Within 2 weeks, of the first GP visit, I was back. The lump had grown to about 10mm in width and going half way around my penis. The pain was getting worse. Much like having your hair being constantly pulled, but from within your penis. I booked an appointment with a local hospital to see the urology department so they could take a look and decide the way forward. This however was booked for the middle of April.

Next came the swelling. My whole penis had ballooned and was feeling very tight. Any erection felt like it was going to tear open it was so tight. This of course had an effect on my personal life with my wife. We couldn’t even cuddle or kiss it was so bad. The same GP told me to wait and gave me antibiotics, and told me to wait for the hospital appointment. The antibiotics didn’t really do anything.

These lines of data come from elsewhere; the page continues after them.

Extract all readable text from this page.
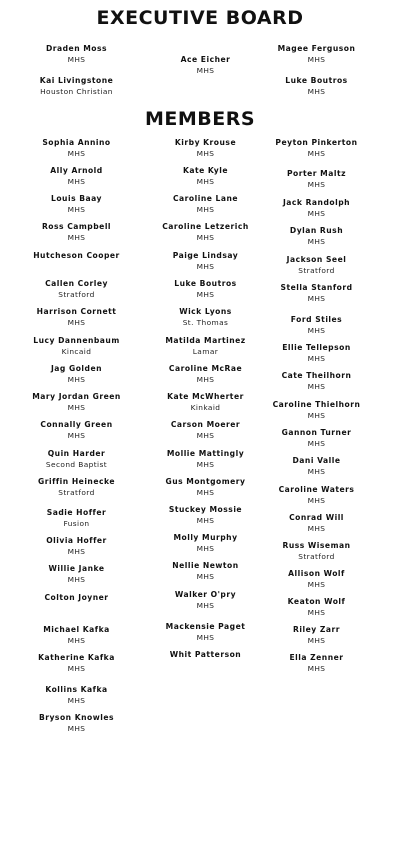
EXECUTIVE BOARD
MEMBERS
Draden Moss
MHS
Kai Livingstone
Houston Christian
Ace Eicher
MHS
Magee Ferguson
MHS
Luke Boutros
MHS
Sophia Annino
MHS
Ally Arnold
MHS
Louis Baay
MHS
Ross Campbell
MHS
Hutcheson Cooper
Callen Corley
Stratford
Harrison Cornett
MHS
Lucy Dannenbaum
Kincaid
Jag Golden
MHS
Mary Jordan Green
MHS
Connally Green
MHS
Quin Harder
Second Baptist
Griffin Heinecke
Stratford
Sadie Hoffer
Fusion
Olivia Hoffer
MHS
Willie Janke
MHS
Colton Joyner
Michael Kafka
MHS
Katherine Kafka
MHS
Kollins Kafka
MHS
Bryson Knowles
MHS
Kirby Krouse
MHS
Kate Kyle
MHS
Caroline Lane
MHS
Caroline Letzerich
MHS
Paige Lindsay
MHS
Luke Boutros
MHS
Wick Lyons
St. Thomas
Matilda Martinez
Lamar
Caroline McRae
MHS
Kate McWherter
Kinkaid
Carson Moerer
MHS
Mollie Mattingly
MHS
Gus Montgomery
MHS
Stuckey Mossie
MHS
Molly Murphy
MHS
Nellie Newton
MHS
Walker O'pry
MHS
Mackensie Paget
MHS
Whit Patterson
Peyton Pinkerton
MHS
Porter Maltz
MHS
Jack Randolph
MHS
Dylan Rush
MHS
Jackson Seel
Stratford
Stella Stanford
MHS
Ford Stiles
MHS
Ellie Tellepson
MHS
Cate Theilhorn
MHS
Caroline Thielhorn
MHS
Gannon Turner
MHS
Dani Valle
MHS
Caroline Waters
MHS
Conrad Will
MHS
Russ Wiseman
Stratford
Allison Wolf
MHS
Keaton Wolf
MHS
Riley Zarr
MHS
Ella Zenner
MHS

Another 2 weeks, and I was back at the GP surgery. This time to get my prostrate checked. It was a different doctor, and I asked him his opinion on the lump. The swelling wasn’t as bad by now, and I was told, due to my age, cancer was unlikely. He also mentioned that if the swelling was worse, he could have got me into hospital on an emergency case. I wasn’t happy.

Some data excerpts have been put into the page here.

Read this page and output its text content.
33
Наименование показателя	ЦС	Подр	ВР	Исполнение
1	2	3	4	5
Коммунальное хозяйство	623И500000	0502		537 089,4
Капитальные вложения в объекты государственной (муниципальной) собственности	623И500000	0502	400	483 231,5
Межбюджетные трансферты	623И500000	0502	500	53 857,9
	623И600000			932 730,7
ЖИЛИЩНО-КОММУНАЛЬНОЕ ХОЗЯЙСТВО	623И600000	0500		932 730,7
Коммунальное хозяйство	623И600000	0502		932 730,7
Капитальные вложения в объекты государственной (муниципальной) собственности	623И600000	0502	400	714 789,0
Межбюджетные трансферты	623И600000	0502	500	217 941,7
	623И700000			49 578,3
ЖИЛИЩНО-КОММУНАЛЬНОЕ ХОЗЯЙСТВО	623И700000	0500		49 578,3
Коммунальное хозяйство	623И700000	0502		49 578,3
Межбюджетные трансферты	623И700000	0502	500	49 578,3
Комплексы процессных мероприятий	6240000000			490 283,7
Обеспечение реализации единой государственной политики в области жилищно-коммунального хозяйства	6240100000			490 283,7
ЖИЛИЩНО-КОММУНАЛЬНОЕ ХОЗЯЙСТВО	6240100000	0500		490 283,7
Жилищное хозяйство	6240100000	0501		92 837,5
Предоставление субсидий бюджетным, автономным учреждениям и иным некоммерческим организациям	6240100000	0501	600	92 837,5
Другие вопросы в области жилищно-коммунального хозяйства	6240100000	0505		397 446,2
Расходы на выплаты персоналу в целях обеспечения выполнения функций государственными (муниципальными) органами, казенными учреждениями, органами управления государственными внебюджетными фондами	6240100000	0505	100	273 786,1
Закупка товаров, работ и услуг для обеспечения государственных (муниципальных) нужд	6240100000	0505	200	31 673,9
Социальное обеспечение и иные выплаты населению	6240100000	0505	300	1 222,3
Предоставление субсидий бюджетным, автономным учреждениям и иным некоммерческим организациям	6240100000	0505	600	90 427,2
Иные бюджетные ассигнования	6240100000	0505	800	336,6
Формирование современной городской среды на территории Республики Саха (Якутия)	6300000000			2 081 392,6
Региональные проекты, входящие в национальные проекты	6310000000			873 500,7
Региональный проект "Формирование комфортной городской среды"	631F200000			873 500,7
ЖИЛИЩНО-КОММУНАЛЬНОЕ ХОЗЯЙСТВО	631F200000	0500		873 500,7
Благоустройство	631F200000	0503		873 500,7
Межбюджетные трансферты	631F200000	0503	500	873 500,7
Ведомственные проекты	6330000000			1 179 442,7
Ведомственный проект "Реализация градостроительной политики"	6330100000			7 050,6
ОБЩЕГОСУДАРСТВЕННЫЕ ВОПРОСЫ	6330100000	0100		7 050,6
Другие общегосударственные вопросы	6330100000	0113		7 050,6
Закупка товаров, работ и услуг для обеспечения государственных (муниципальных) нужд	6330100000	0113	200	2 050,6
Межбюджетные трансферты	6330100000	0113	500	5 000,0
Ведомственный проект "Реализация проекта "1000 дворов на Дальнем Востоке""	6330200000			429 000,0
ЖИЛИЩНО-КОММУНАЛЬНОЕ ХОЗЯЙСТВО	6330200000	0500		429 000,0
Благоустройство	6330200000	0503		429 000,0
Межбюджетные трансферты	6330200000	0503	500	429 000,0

Then, mid-March, when I woke, the tip of my foreskin was very tight and was showing changes in colour. And light brown. Another appointment at the doctor just before lunch, by which time the colour had worsened. He seemed concerned and sent me straight to A&E. I was met by the urology doctor and within 10 minutes of arriving had also seen the surgeon. I was told I would have surgery following a scan. The scan didn’t happen that day, but when the consultant did his round the following day, just said prep for surgery. I was now leaking what seemed like puss. They thought it was an abscess and would just need draining. The following day, when I was finally awake enough, I was told and shown the outcome of the surgery. They didn’t like what they was, and ended up removing a chunk of the penis. The tip looked like placing mince meat in your hand and make a fist. Where the meat squishes through looked like the end of my penis. Almost like I’d been attacked by a shark. Unpleasant, but I had lost the pain I had been suffering for so many weeks.

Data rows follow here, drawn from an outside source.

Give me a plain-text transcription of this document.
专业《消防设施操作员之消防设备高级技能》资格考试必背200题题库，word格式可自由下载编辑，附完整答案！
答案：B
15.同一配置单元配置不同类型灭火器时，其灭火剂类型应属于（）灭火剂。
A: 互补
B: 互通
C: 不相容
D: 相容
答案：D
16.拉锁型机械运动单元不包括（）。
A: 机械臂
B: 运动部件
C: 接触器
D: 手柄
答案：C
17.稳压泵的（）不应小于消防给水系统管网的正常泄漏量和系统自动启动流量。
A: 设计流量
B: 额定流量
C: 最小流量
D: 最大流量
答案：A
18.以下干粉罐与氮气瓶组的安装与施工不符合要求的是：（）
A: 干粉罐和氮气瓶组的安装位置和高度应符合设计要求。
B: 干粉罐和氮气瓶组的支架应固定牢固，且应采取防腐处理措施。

At the beginning of April, I received the results. It was cancerous. That’s it. Our world was shattered. I was going to die.

I was referred to a hospital in S.W London who specialized in penile cancer, and when I saw them, they didn’t seem shocked by what they saw. I was booked in for reconstruction and circumcisions.

At the operation, I was told that it seemed worse than originally expected. They had to remove another 2” from the end, then reconstruct the head. I was shocked, but pleased it had been found and dealt with.

Another 2 weeks to the check-up and was told I need to have some sentinel lymph-nodes removed and biopsy. This came back clear.

I was told I was cancer free.

After 4 more weeks, at another check-up, I was told that the cancer had returned and I would need to have another op. A full penectomy. A new cancer was present, along with the original cancer reappearing. Oh my god. That’s it. I will no longer be a man. I will be classed as a freak. All manner of thoughts ran through our minds. Shock. Sadness. Anger.

I went back for the surgery mid-August. The penis was removed and I now have a hole underneath, between my testicles and bottom. I need to sit down to urinate. But the hospital were confident it was all gone.

The day after the operation, I had another scan. All was clear.

I now have to wait for my next scan in December, followed by check-ups and scans every 3 months for the next 3 years. Chemotherapy has been offered, and considered, but as the scan showed all clear, we intend to wait till the next scan.

I must say that, throughout the whole time, the support from my GP’s surgery nurses, reception and dispensary, along with all at both hospitals has been superb. My only disappointment has been the first GP I was seen by. If she had done more, then the final outcome could have been so much different.

But without the support and love of friends, family and most of all, my wife, I think I would be in a completely different place.

I’m not embarrassed by anything that has happened. I will openly talk to family and friends about what I’ve been through. I even show the lucky few photos of every stage of my journey.

The more people who are aware of this disease, the better.

Please don’t feel embarrassed or awkward about seeking help. The sooner you get seen by the medical profession, the better.